Quantifying chlorinated ethene degradation during reductive dechlorination at Kelly AFB using stable carbon isotopes
- Additional Document Info
- View All
Stable isotope analysis of chlorinated ethene contaminants was carried out during a bioaugmentation pilot test at Kelly Air Force Base (AFB) in San Antonio Texas. In this pilot test, cis-1,2-dichloroethene (cDCE) was the primary volatile organic compound. A mixed microbial enrichment culture, KB-1, shown in laboratory experiments to reduce chlorinated ethenes to non-toxic ethene, was added to the pilot test area. Following bioaugmentation with KB-1, perchloroethene (PCE), trichloroethene (TCE) and cDCE concentrations declined, while vinyl chloride (VC) concentrations increased and subsequently decreased as ethene became the dominant transformation product. Shifts in carbon isotopic values up to 2.7 per thousand, 6.4 per thousand, 10.9 per thousand and 10.6 per thousand were observed for PCE, TCE, cDCE and VC, respectively, after bioaugmentation, consistent with the effects of biodegradation.

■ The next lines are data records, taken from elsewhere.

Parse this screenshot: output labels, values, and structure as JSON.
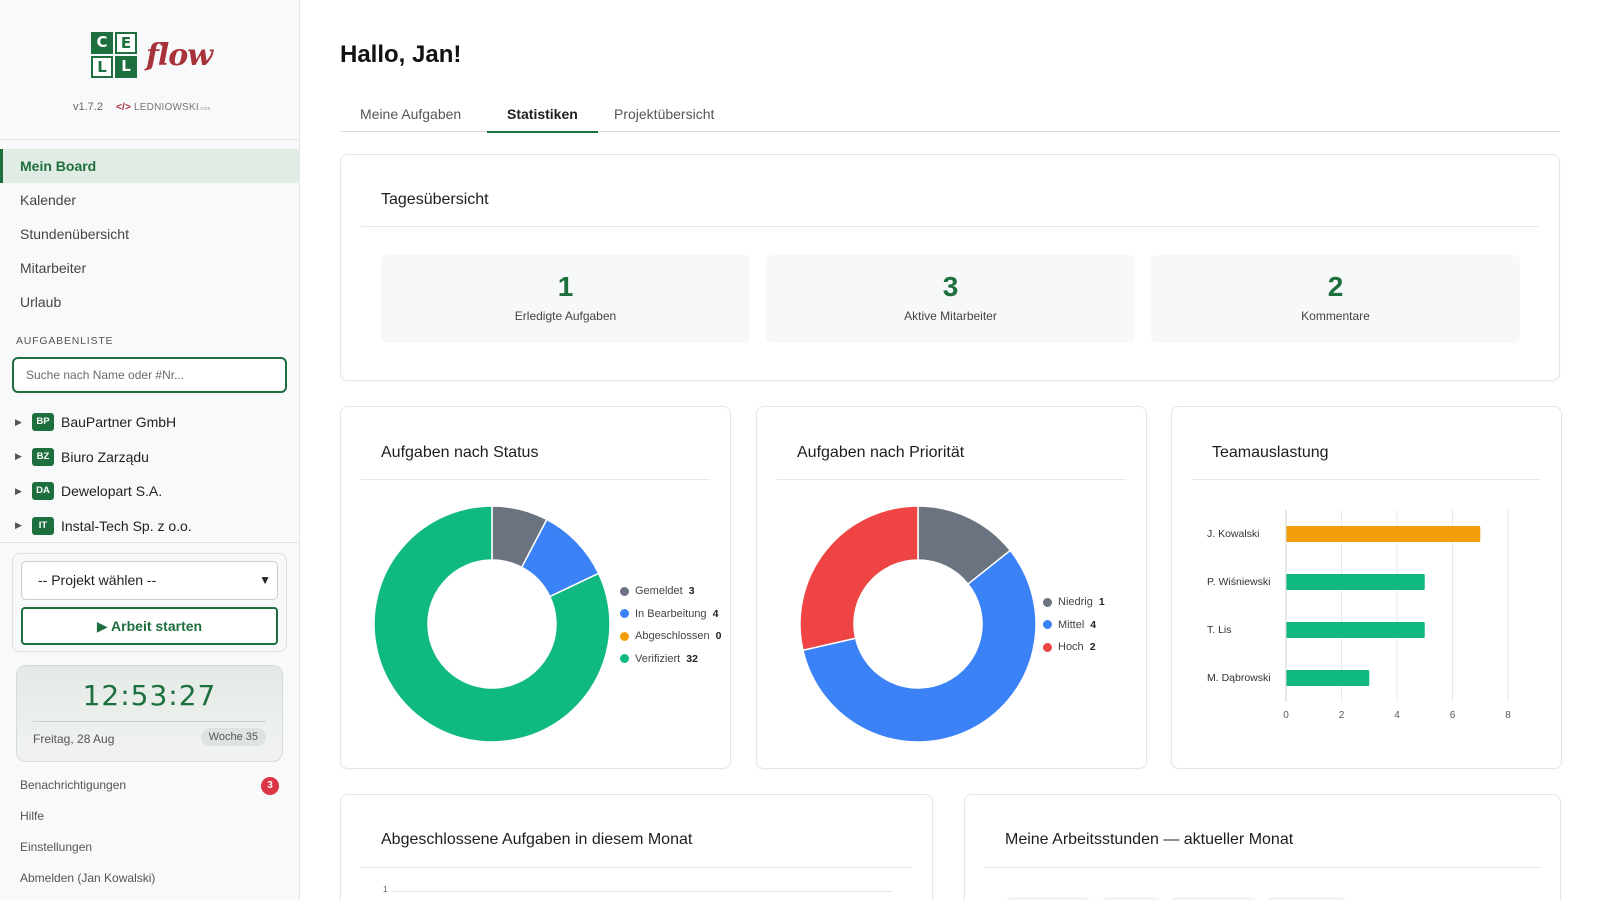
{
  "app": {
    "logo_letters": [
      "C",
      "E",
      "L",
      "L"
    ],
    "logo_word": "flow",
    "version": "v1.7.2",
    "author_tag": "</>",
    "author": "LEDNIOWSKI",
    "author_tld": ".com"
  },
  "sidebar": {
    "nav": [
      {
        "label": "Mein Board",
        "active": true
      },
      {
        "label": "Kalender"
      },
      {
        "label": "Stundenübersicht"
      },
      {
        "label": "Mitarbeiter"
      },
      {
        "label": "Urlaub"
      }
    ],
    "tasklist_title": "AUFGABENLISTE",
    "search_placeholder": "Suche nach Name oder #Nr...",
    "clients": [
      {
        "badge": "BP",
        "name": "BauPartner GmbH"
      },
      {
        "badge": "BZ",
        "name": "Biuro Zarządu"
      },
      {
        "badge": "DA",
        "name": "Dewelopart S.A."
      },
      {
        "badge": "IT",
        "name": "Instal-Tech Sp. z o.o."
      }
    ],
    "project_select": "-- Projekt wählen --",
    "start_button": "▶ Arbeit starten",
    "clock": "12:53:27",
    "date": "Freitag, 28 Aug",
    "week": "Woche 35",
    "notifications_label": "Benachrichtigungen",
    "notifications_count": "3",
    "help": "Hilfe",
    "settings": "Einstellungen",
    "logout": "Abmelden (Jan Kowalski)"
  },
  "main": {
    "greeting": "Hallo, Jan!",
    "tabs": [
      "Meine Aufgaben",
      "Statistiken",
      "Projektübersicht"
    ],
    "active_tab": "Statistiken",
    "daily": {
      "title": "Tagesübersicht",
      "stats": [
        {
          "value": "1",
          "label": "Erledigte Aufgaben"
        },
        {
          "value": "3",
          "label": "Aktive Mitarbeiter"
        },
        {
          "value": "2",
          "label": "Kommentare"
        }
      ]
    },
    "status_title": "Aufgaben nach Status",
    "priority_title": "Aufgaben nach Priorität",
    "team_title": "Teamauslastung",
    "completed_title": "Abgeschlossene Aufgaben in diesem Monat",
    "hours_title": "Meine Arbeitsstunden — aktueller Monat",
    "completed_axis_tick": "1"
  },
  "colors": {
    "brand": "#1e6f3e",
    "logo_red": "#a8323a",
    "gray": "#6b7280",
    "blue": "#3b82f6",
    "orange": "#f59e0b",
    "green": "#10b981",
    "red": "#ef4444"
  },
  "chart_data": [
    {
      "type": "pie",
      "title": "Aufgaben nach Status",
      "donut": true,
      "labels": [
        "Gemeldet",
        "In Bearbeitung",
        "Abgeschlossen",
        "Verifiziert"
      ],
      "values": [
        3,
        4,
        0,
        32
      ],
      "colors": [
        "#6b7280",
        "#3b82f6",
        "#f59e0b",
        "#10b981"
      ],
      "legend": "right"
    },
    {
      "type": "pie",
      "title": "Aufgaben nach Priorität",
      "donut": true,
      "labels": [
        "Niedrig",
        "Mittel",
        "Hoch"
      ],
      "values": [
        1,
        4,
        2
      ],
      "colors": [
        "#6b7280",
        "#3b82f6",
        "#ef4444"
      ],
      "legend": "right"
    },
    {
      "type": "bar",
      "orientation": "horizontal",
      "title": "Teamauslastung",
      "categories": [
        "J. Kowalski",
        "P. Wiśniewski",
        "T. Lis",
        "M. Dąbrowski"
      ],
      "values": [
        7,
        5,
        5,
        3
      ],
      "colors": [
        "#f59e0b",
        "#10b981",
        "#10b981",
        "#10b981"
      ],
      "xticks": [
        "0",
        "2",
        "4",
        "6",
        "8"
      ],
      "xlim": [
        0,
        8
      ],
      "grid": true
    }
  ]
}
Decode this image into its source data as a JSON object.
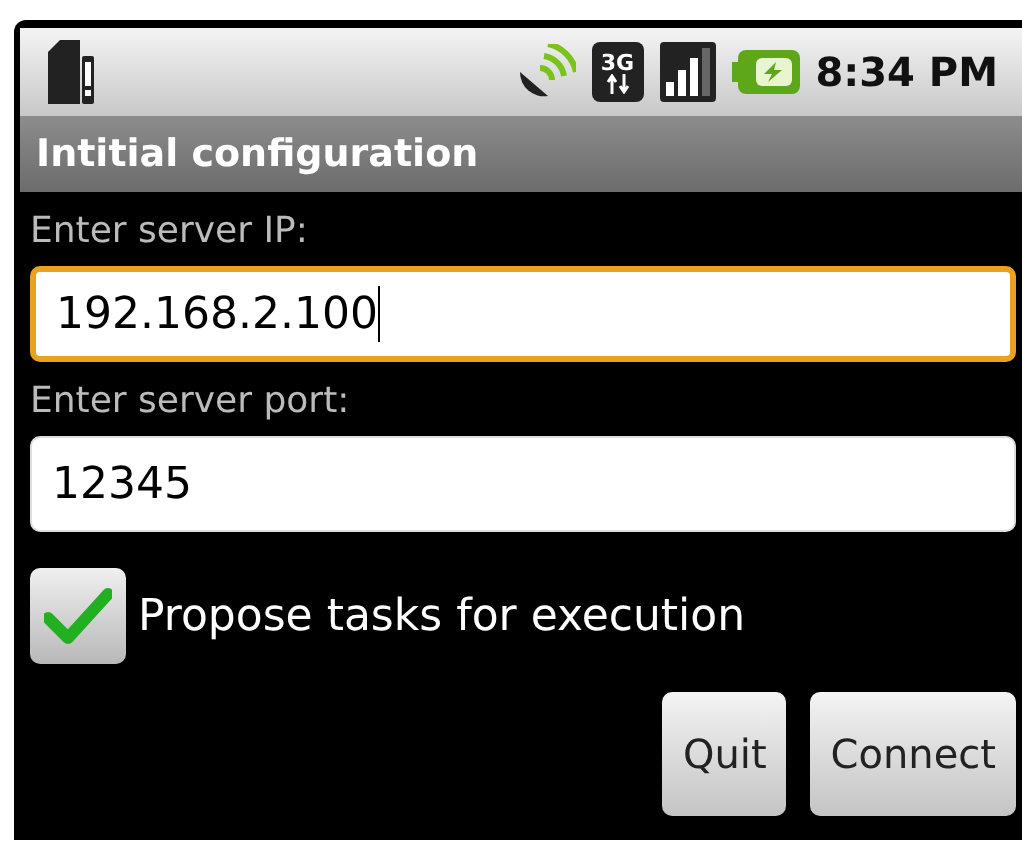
{
  "status_bar": {
    "time": "8:34 PM",
    "network": "3G"
  },
  "window": {
    "title": "Intitial configuration"
  },
  "fields": [
    {
      "label": "Enter server IP:",
      "value": "192.168.2.100",
      "focused": true
    },
    {
      "label": "Enter server port:",
      "value": "12345",
      "focused": false
    }
  ],
  "checkbox": {
    "label": "Propose tasks for execution",
    "checked": true
  },
  "buttons": [
    "Quit",
    "Connect"
  ]
}
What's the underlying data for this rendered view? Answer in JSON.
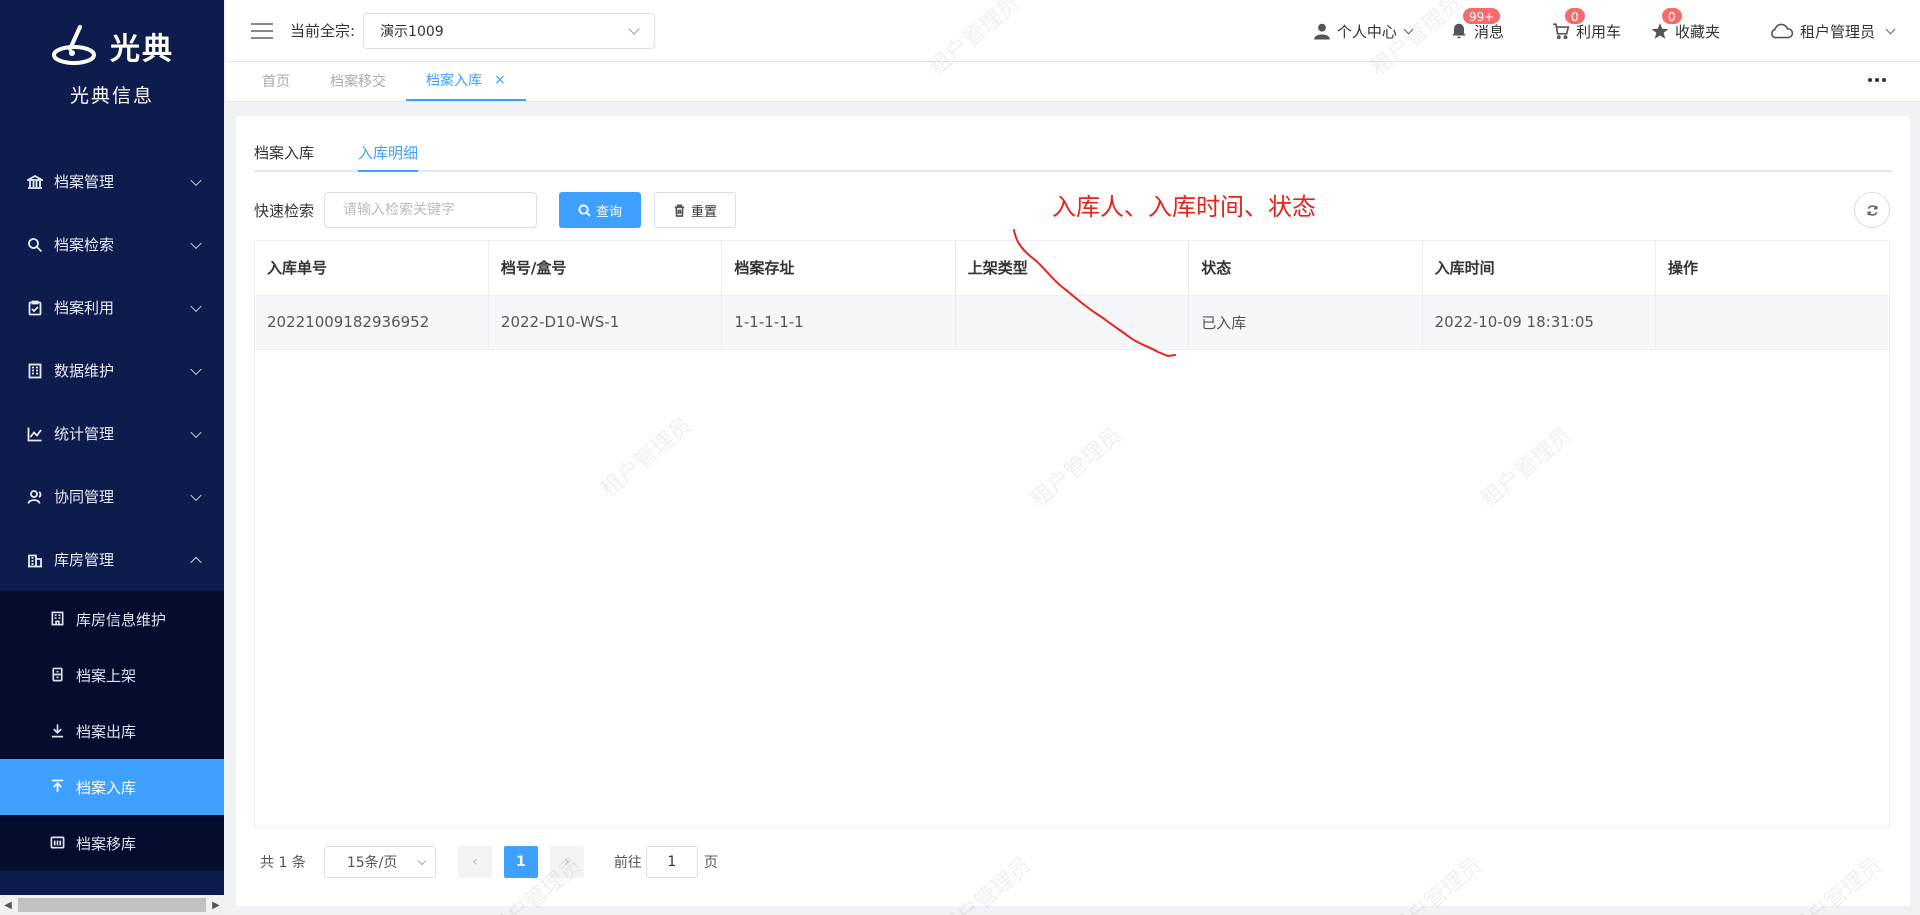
{
  "brand": {
    "logo_text": "光典",
    "subtitle": "光典信息"
  },
  "sidebar": {
    "items": [
      {
        "label": "档案管理",
        "icon": "bank-icon"
      },
      {
        "label": "档案检索",
        "icon": "search-icon"
      },
      {
        "label": "档案利用",
        "icon": "clipboard-icon"
      },
      {
        "label": "数据维护",
        "icon": "building-icon"
      },
      {
        "label": "统计管理",
        "icon": "chart-icon"
      },
      {
        "label": "协同管理",
        "icon": "user-group-icon"
      },
      {
        "label": "库房管理",
        "icon": "warehouse-icon"
      }
    ],
    "sub_items": [
      {
        "label": "库房信息维护",
        "icon": "building-icon"
      },
      {
        "label": "档案上架",
        "icon": "cabinet-icon"
      },
      {
        "label": "档案出库",
        "icon": "download-icon"
      },
      {
        "label": "档案入库",
        "icon": "upload-icon"
      },
      {
        "label": "档案移库",
        "icon": "transfer-icon"
      }
    ],
    "active_sub": "档案入库"
  },
  "header": {
    "current_label": "当前全宗:",
    "current_value": "演示1009",
    "personal_center": "个人中心",
    "messages": "消息",
    "messages_badge": "99+",
    "cart": "利用车",
    "cart_badge": "0",
    "favorites": "收藏夹",
    "favorites_badge": "0",
    "user": "租户管理员"
  },
  "tags": [
    {
      "label": "首页"
    },
    {
      "label": "档案移交"
    },
    {
      "label": "档案入库",
      "active": true
    }
  ],
  "inner_tabs": [
    {
      "label": "档案入库"
    },
    {
      "label": "入库明细",
      "active": true
    }
  ],
  "search": {
    "label": "快速检索",
    "placeholder": "请输入检索关键字",
    "query_button": "查询",
    "reset_button": "重置"
  },
  "annotation": "入库人、入库时间、状态",
  "table": {
    "columns": [
      "入库单号",
      "档号/盒号",
      "档案存址",
      "上架类型",
      "状态",
      "入库时间",
      "操作"
    ],
    "rows": [
      [
        "20221009182936952",
        "2022-D10-WS-1",
        "1-1-1-1-1",
        "",
        "已入库",
        "2022-10-09 18:31:05",
        ""
      ]
    ]
  },
  "pagination": {
    "total_text": "共 1 条",
    "page_size": "15条/页",
    "current_page": "1",
    "goto_label": "前往",
    "goto_value": "1",
    "goto_suffix": "页"
  },
  "watermark_text": "租户管理员",
  "colors": {
    "sidebar_bg": "#0e1b4d",
    "accent": "#3ea0ff",
    "annotation": "#e6231c",
    "badge": "#f56c6c"
  }
}
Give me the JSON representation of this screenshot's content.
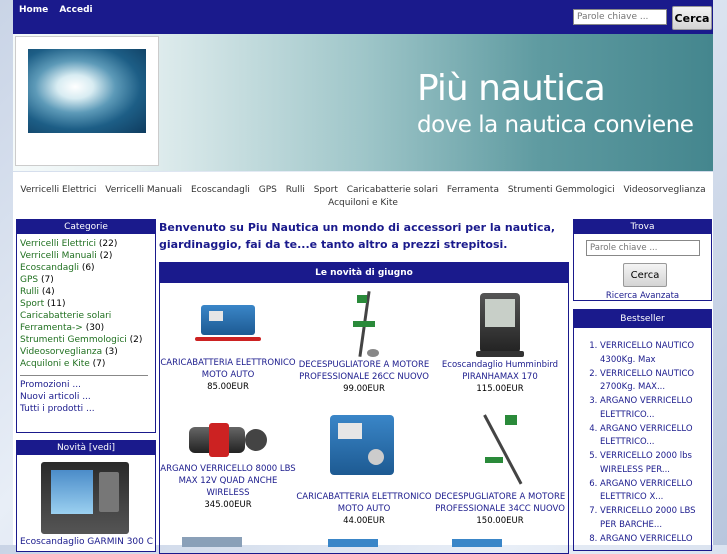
{
  "topbar": {
    "home_label": "Home",
    "login_label": "Accedi",
    "search_placeholder": "Parole chiave ...",
    "search_button": "Cerca"
  },
  "banner": {
    "title": "Più nautica",
    "subtitle": "dove la nautica conviene"
  },
  "category_nav": {
    "row1": [
      "Verricelli Elettrici",
      "Verricelli Manuali",
      "Ecoscandagli",
      "GPS",
      "Rulli",
      "Sport",
      "Caricabatterie solari",
      "Ferramenta",
      "Strumenti Gemmologici",
      "Videosorveglianza"
    ],
    "row2": [
      "Acquiloni e Kite"
    ]
  },
  "categories_box": {
    "title": "Categorie",
    "items": [
      {
        "label": "Verricelli Elettrici",
        "count": " (22)"
      },
      {
        "label": "Verricelli Manuali",
        "count": " (2)"
      },
      {
        "label": "Ecoscandagli",
        "count": " (6)"
      },
      {
        "label": "GPS",
        "count": " (7)"
      },
      {
        "label": "Rulli",
        "count": " (4)"
      },
      {
        "label": "Sport",
        "count": " (11)"
      },
      {
        "label": "Caricabatterie solari",
        "count": ""
      },
      {
        "label": "Ferramenta->",
        "count": " (30)"
      },
      {
        "label": "Strumenti Gemmologici",
        "count": " (2)"
      },
      {
        "label": "Videosorveglianza",
        "count": " (3)"
      },
      {
        "label": "Acquiloni e Kite",
        "count": " (7)"
      }
    ],
    "extras": [
      "Promozioni ...",
      "Nuovi articoli ...",
      "Tutti i prodotti ..."
    ]
  },
  "news_box": {
    "title": "Novità  [vedi]",
    "caption": "Ecoscandaglio GARMIN 300 C"
  },
  "main": {
    "welcome": "Benvenuto su Piu Nautica un mondo di accessori per la nautica, giardinaggio, fai da te...e tanto altro a prezzi strepitosi.",
    "news_title": "Le novità di giugno",
    "products": [
      {
        "name": "CARICABATTERIA ELETTRONICO MOTO AUTO",
        "price": "85.00EUR"
      },
      {
        "name": "DECESPUGLIATORE A MOTORE PROFESSIONALE 26CC NUOVO",
        "price": "99.00EUR"
      },
      {
        "name": "Ecoscandaglio Humminbird PIRANHAMAX 170",
        "price": "115.00EUR"
      },
      {
        "name": "ARGANO VERRICELLO 8000 LBS MAX 12V QUAD ANCHE WIRELESS",
        "price": "345.00EUR"
      },
      {
        "name": "CARICABATTERIA ELETTRONICO MOTO AUTO",
        "price": "44.00EUR"
      },
      {
        "name": "DECESPUGLIATORE A MOTORE PROFESSIONALE 34CC NUOVO",
        "price": "150.00EUR"
      }
    ]
  },
  "find_box": {
    "title": "Trova",
    "placeholder": "Parole chiave ...",
    "button": "Cerca",
    "advanced": "Ricerca Avanzata"
  },
  "bestseller_box": {
    "title": "Bestseller",
    "items": [
      "VERRICELLO NAUTICO 4300Kg. Max",
      "VERRICELLO NAUTICO 2700Kg. MAX...",
      "ARGANO VERRICELLO ELETTRICO...",
      "ARGANO VERRICELLO ELETTRICO...",
      "VERRICELLO 2000 lbs WIRELESS PER...",
      "ARGANO VERRICELLO ELETTRICO X...",
      "VERRICELLO 2000 LBS PER BARCHE...",
      "ARGANO VERRICELLO"
    ]
  },
  "colors": {
    "primary": "#1a1a8c",
    "category_link": "#207020"
  }
}
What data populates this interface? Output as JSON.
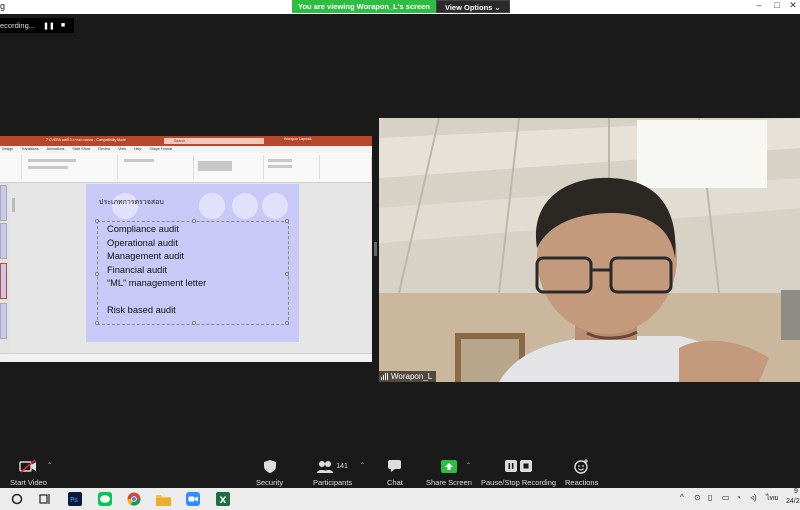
{
  "topbar": {
    "app_title": "g",
    "viewing_message": "You are viewing Worapon_L's screen",
    "view_options": "View Options ⌄"
  },
  "recording": {
    "label": "ecording...",
    "pause_icon": "pause-icon",
    "stop_icon": "stop-icon"
  },
  "shared_screen": {
    "app": "PowerPoint",
    "title_fragment": "7 CVERA บทที่ 3 การตรวจสอบ - Compatibility Mode",
    "search_placeholder": "Search",
    "user": "Worapon Lapmak",
    "ribbon_tabs": [
      "Design",
      "Transitions",
      "Animations",
      "Slide Show",
      "Review",
      "View",
      "Help",
      "Shape Format"
    ],
    "slide": {
      "title": "ประเภทการตรวจสอบ",
      "bullets": [
        "Compliance audit",
        "Operational audit",
        "Management audit",
        "Financial audit",
        "“ML” management letter",
        "",
        "Risk based audit"
      ]
    },
    "accent": "#b7472a"
  },
  "video": {
    "participant_name": "Worapon_L"
  },
  "toolbar": {
    "start_video": "Start Video",
    "security": "Security",
    "participants": "Participants",
    "participants_count": "141",
    "chat": "Chat",
    "share_screen": "Share Screen",
    "pause_stop_recording": "Pause/Stop Recording",
    "reactions": "Reactions",
    "share_color": "#2dbd43"
  },
  "taskbar": {
    "apps": [
      "start-icon",
      "task-view-icon",
      "photoshop-icon",
      "line-icon",
      "chrome-icon",
      "file-explorer-icon",
      "zoom-icon",
      "excel-icon"
    ],
    "language": "ไทย",
    "time": "9",
    "date": "24/2"
  }
}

While a rising trend of VC concentrations and the first appearance of ethene were indicative of biodegradation by 72 days post-bioaugmentation, the most compelling evidence of biodegradation was the substantial carbon isotope enrichment (2.0 per thousand to 5.0 per thousand) in ä13C(cDCE). Fractionation factors obtained in previous laboratory studies were used with isotope field measurements to estimate first-order cDCE degradation rate constants of 0.12 h(-1) and 0.17 h(-1) at 115 days post-bioaugmentation. These isotope-derived rate constants were clearly lower than, but within a factor of 2-4 of the previously published rate constant calculated in a parallel study at Kelly AFB using chlorinated ethene concentrations. Stable carbon isotopes can provide not only a sensitive means for early identification of the effects of biodegradation, but an additional means to quantify the rates of biodegradation in the field.